About the Book
THE MEMOIR OF ONE OF INDIA'S ICONIC WRITERS, LISTEN TO ME IS CANDID, INSIGHTFUL AND MEMORABLE Shashi Deshpande's name is synonymous with Indian writing in English. Everyone you know has read her. Deshpande's novels, with their assertive and modern themes, are as urgent today as when they were first published. Yet, little is known about her. She is famously reticent.
In Listen to Me, Deshpande opens up about her life and work. She writes about being a writer and a feminist and the shaping of these selves. She draws us into her world: growing up in Dharwad as Kannada litterateur Shriranga's daughter, moving to Bombay as a student, figuring out her identity as a newly married woman and negotiating the unfamiliar world of Indian publishing-and always, always her love of reading. As she talks about influences, detractors and challenges, the genesis of her own work shines through.

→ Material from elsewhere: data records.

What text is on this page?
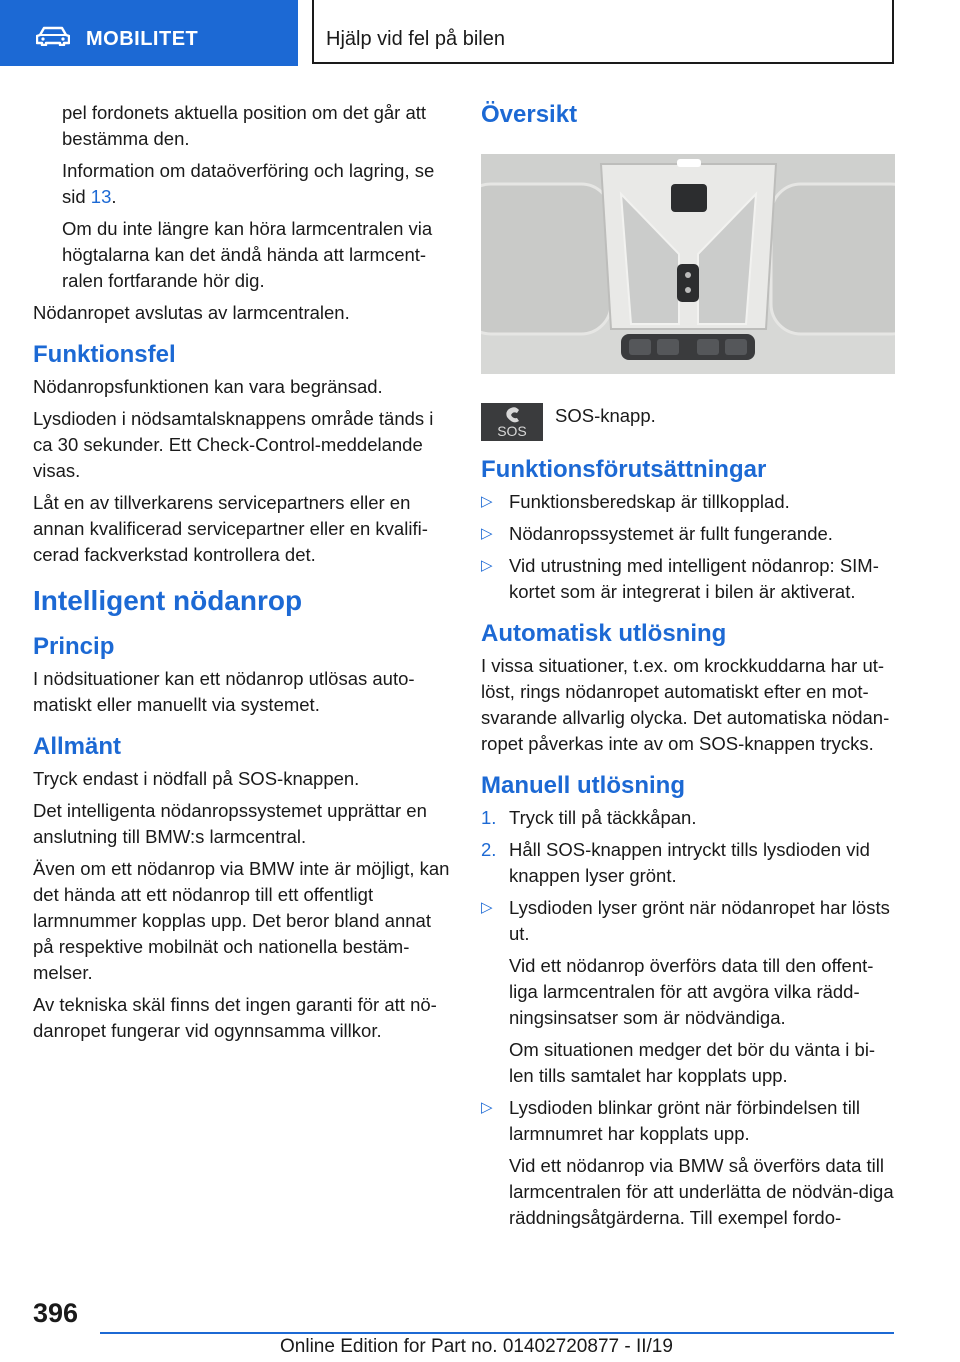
MOBILITET	Hjälp vid fel på bilen

pel fordonets aktuella position om det går att bestämma den.

Information om dataöverföring och lagring, se sid 13.

Om du inte längre kan höra larmcentralen via högtalarna kan det ändå hända att larmcent-ralen fortfarande hör dig.

Nödanropet avslutas av larmcentralen.

Funktionsfel

Nödanropsfunktionen kan vara begränsad.

Lysdioden i nödsamtalsknappens område tänds i ca 30 sekunder. Ett Check-Control-meddelande visas.

Låt en av tillverkarens servicepartners eller en annan kvalificerad servicepartner eller en kvalifi-cerad fackverkstad kontrollera det.

Intelligent nödanrop
Princip

I nödsituationer kan ett nödanrop utlösas auto-matiskt eller manuellt via systemet.

Allmänt

Tryck endast i nödfall på SOS-knappen.

Det intelligenta nödanropssystemet upprättar en anslutning till BMW:s larmcentral.

Även om ett nödanrop via BMW inte är möjligt, kan det hända att ett nödanrop till ett offentligt larmnummer kopplas upp. Det beror bland annat på respektive mobilnät och nationella bestäm-melser.

Av tekniska skäl finns det ingen garanti för att nö-danropet fungerar vid ogynnsamma villkor.

Översikt
SOS
SOS-knapp.
Funktionsförutsättningar
▷ Funktionsberedskap är tillkopplad.
▷ Nödanropssystemet är fullt fungerande.
▷ Vid utrustning med intelligent nödanrop: SIM-kortet som är integrerat i bilen är aktiverat.
Automatisk utlösning

I vissa situationer, t.ex. om krockkuddarna har ut-löst, rings nödanropet automatiskt efter en mot-svarande allvarlig olycka. Det automatiska nödan-ropet påverkas inte av om SOS-knappen trycks.

Manuell utlösning
1. Tryck till på täckkåpan.
2. Håll SOS-knappen intryckt tills lysdioden vid knappen lyser grönt.
▷ Lysdioden lyser grönt när nödanropet har lösts ut.

Vid ett nödanrop överförs data till den offent-liga larmcentralen för att avgöra vilka rädd-ningsinsatser som är nödvändiga.

Om situationen medger det bör du vänta i bi-len tills samtalet har kopplats upp.

▷ Lysdioden blinkar grönt när förbindelsen till larmnumret har kopplats upp.

Vid ett nödanrop via BMW så överförs data till larmcentralen för att underlätta de nödvän-diga räddningsåtgärderna. Till exempel fordo-

396
Online Edition for Part no. 01402720877 - II/19
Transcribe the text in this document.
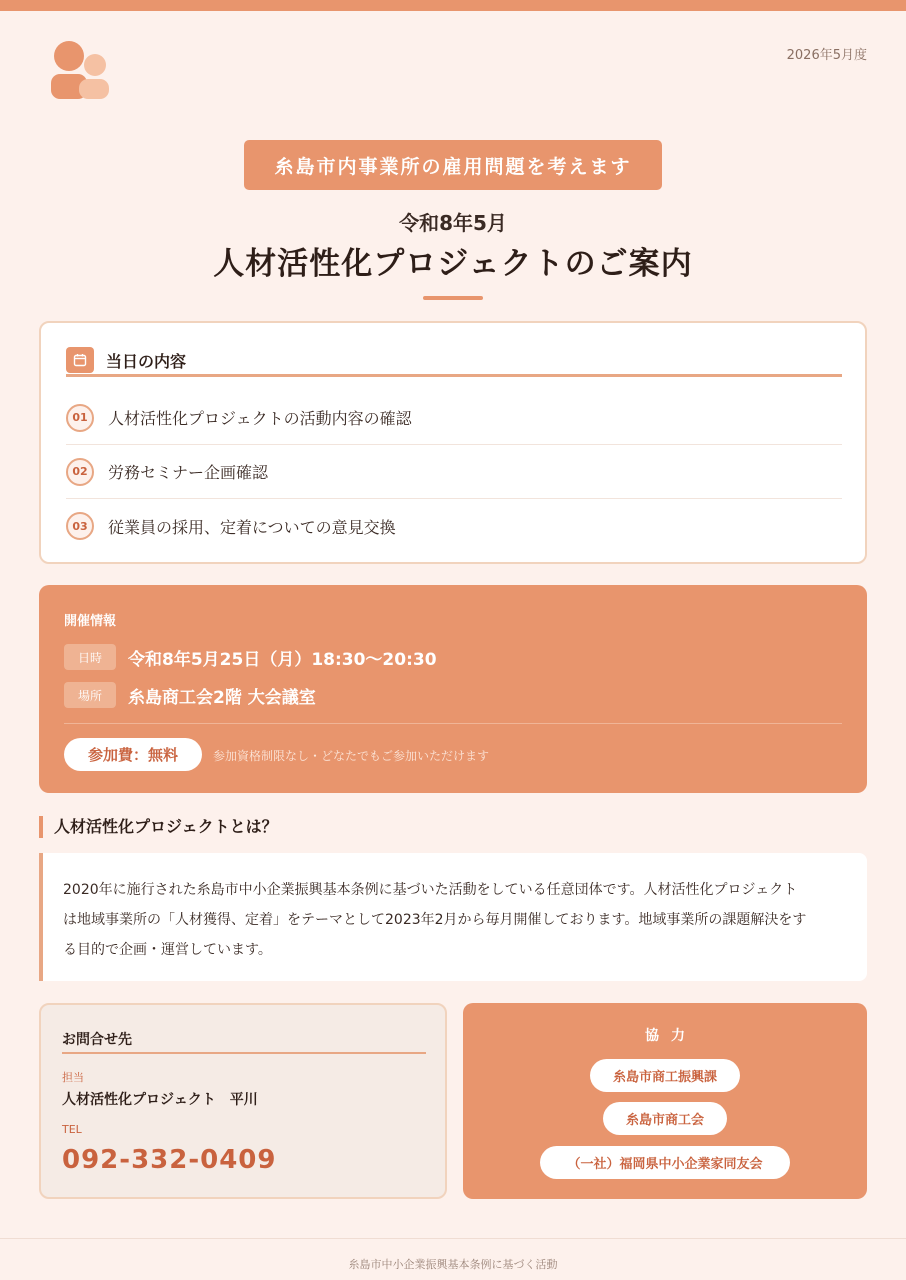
2026年5月度
糸島市内事業所の雇用問題を考えます
令和8年5月
人材活性化プロジェクトのご案内
当日の内容
01	人材活性化プロジェクトの活動内容の確認
02	労務セミナー企画確認
03	従業員の採用、定着についての意見交換
開催情報
日時	令和8年5月25日（月）18:30〜20:30
場所	糸島商工会2階 大会議室
参加費：無料	参加資格制限なし・どなたでもご参加いただけます
人材活性化プロジェクトとは？
2020年に施行された糸島市中小企業振興基本条例に基づいた活動をしている任意団体です。人材活性化プロジェクト
は地域事業所の「人材獲得、定着」をテーマとして2023年2月から毎月開催しております。地域事業所の課題解決をす
る目的で企画・運営しています。
お問合せ先
担当
人材活性化プロジェクト　平川
TEL
092-332-0409
協力
糸島市商工振興課
糸島市商工会
（一社）福岡県中小企業家同友会
糸島市中小企業振興基本条例に基づく活動
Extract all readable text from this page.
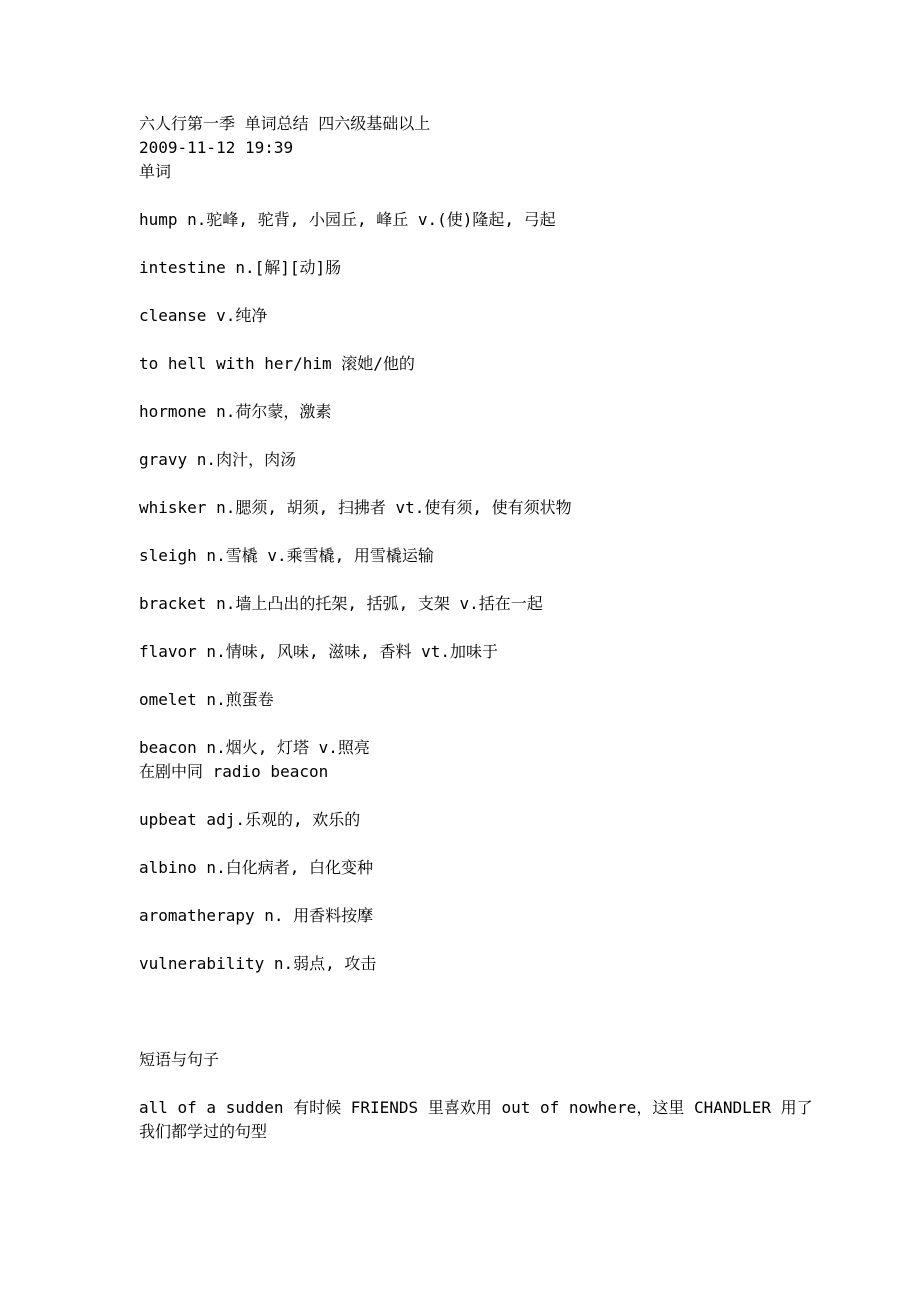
六人行第一季 单词总结 四六级基础以上
2009-11-12 19:39
单词
hump n.驼峰, 驼背, 小园丘, 峰丘 v.(使)隆起, 弓起
intestine n.[解][动]肠
cleanse v.纯净
to hell with her/him 滚她/他的
hormone n.荷尔蒙，激素
gravy n.肉汁，肉汤
whisker n.腮须, 胡须, 扫拂者 vt.使有须, 使有须状物
sleigh n.雪橇 v.乘雪橇, 用雪橇运输
bracket n.墙上凸出的托架, 括弧, 支架 v.括在一起
flavor n.情味, 风味, 滋味, 香料 vt.加味于
omelet n.煎蛋卷
beacon n.烟火, 灯塔 v.照亮
在剧中同 radio beacon
upbeat adj.乐观的, 欢乐的
albino n.白化病者, 白化变种
aromatherapy n. 用香料按摩
vulnerability n.弱点, 攻击
短语与句子
all of a sudden 有时候 FRIENDS 里喜欢用 out of nowhere，这里 CHANDLER 用了我们都学过的句型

This book is not a fight to claim a piece of public memory, and definitely not an act of self-aggrandisement. It is an acute observation of an eventful era in Indian literature and history, and a micro-history of Deshpande's own engagement with it, through her certain and uncertain recollections. With its chiselled prose and honest self-knowledge, it revitalises that most delicate of endeavours: the writerly memoir.
About the Author
Novelist and short story writer, Shashi Deshpande has eleven novels, two crime novellas, a number of short story collections, a book of essays, and four children's books to her credit. Three of her novels have received awards, including the Sahitya Akademi award for That Long Silence. Her latest novels are Shadow Play and Strangers to Ourselves. She has translated works from Kannada and Marathi into English, and her own work has been translated into various Indian and European languages.
Shashi Deshpande has participated in literary conferences and festivals, as well as lectured in universities, both in India and abroad.
She was awarded the Padma Shri in 2009.